O ditado nos diz para “não julgar um livro pela capa”, mas, desde que me apaixonei por música, entendi que discos, em muitos aspectos, são como livros. Suas capas ditam a experiência que temos ao escutar as canções: as cores, texturas, palavras e objetos presentes na capa impregnam o nosso imaginário e adicionam novos sentidos às melodias e letras das canções. Mais do que um eficaz instrumento de venda, acredito que uma boa capa ajuda o ouvinte a criar uma conexão pessoal muito forte com determinado disco.

Durante todo o ano de 2013 eu escutei praticamente o mesmo álbum: Pure Heroine, o disco de estréia de uma cantora neozelandesa chamada Ella Yelich-O’Connor, mais conhecida pelo nome artístico Lorde.
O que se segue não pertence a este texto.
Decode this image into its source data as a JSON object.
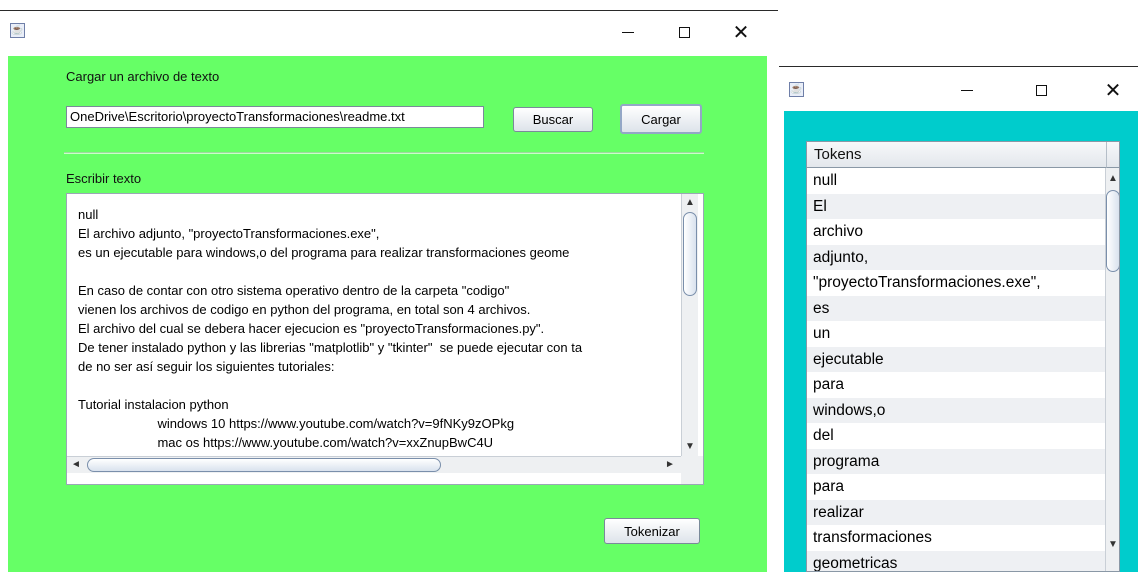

Com apenas dezesseis anos de idade, ela se tornou um fenômeno mundial graças à inovação que sua obra trouxe para o mercado de música pop, com produções minimalistas, um som que era sombrio mas também, de alguma forma, esperançoso , e letras que criticavam o estilo de vida abundante e suntuoso das celebridades e como isso é valorizado pela mídia e pela sociedade em geral. Suas composições discutiam a vida dos adolescentes de maneira quase banal, explorando os pequenos momentos e os sentimentos mais crus e honestos. A capa do disco é simples: apenas o nome da artista e do álbum, escritos em letras maiúsculas, sobre um fundo escuro. Aquela imagem me forçava a imaginar a história contada pelas faixas sem muitos enfeites ou distrações: apenas cenas de jovens vivendo suas vidas em cidades pequenas e sem importância, e aproveitando ao máximo isso.

O próximo trabalho de Ella demorou quase cinco anos para ficar pronto. Inspirado por um término de relacionamento e pela sua ascensão à fama, o seu segundo álbum de estúdio, batizado de Melodrama, foi lançado em 16 de Junho de 2017. O mundo era outro, Ella era outra, e o seu olhar para os jovens contemporâneos havia mudado. Esse novo disco era uma reflexão sobre como conseguimos nos sentir sozinhos ainda que aparentemos viver conectados a tudo e a todos, e sobre essa necessidade de procurar alguém que nos complete, e então ter que descobrir quem somos quando essa pessoa vai embora. Melodrama me marcou tanto quanto, senão mais, do que o seu antecessor. A veracidade de suas letras e sons ainda vive em mim tão forte quanto da primeira vez que o escutei. Mas, quando lembro do álbum, o primeiro pensamento que me vêm à cabeça não é de origem sonora. Para mim, muito da força que existe em Melodrama vem justamente da sua imagem de capa.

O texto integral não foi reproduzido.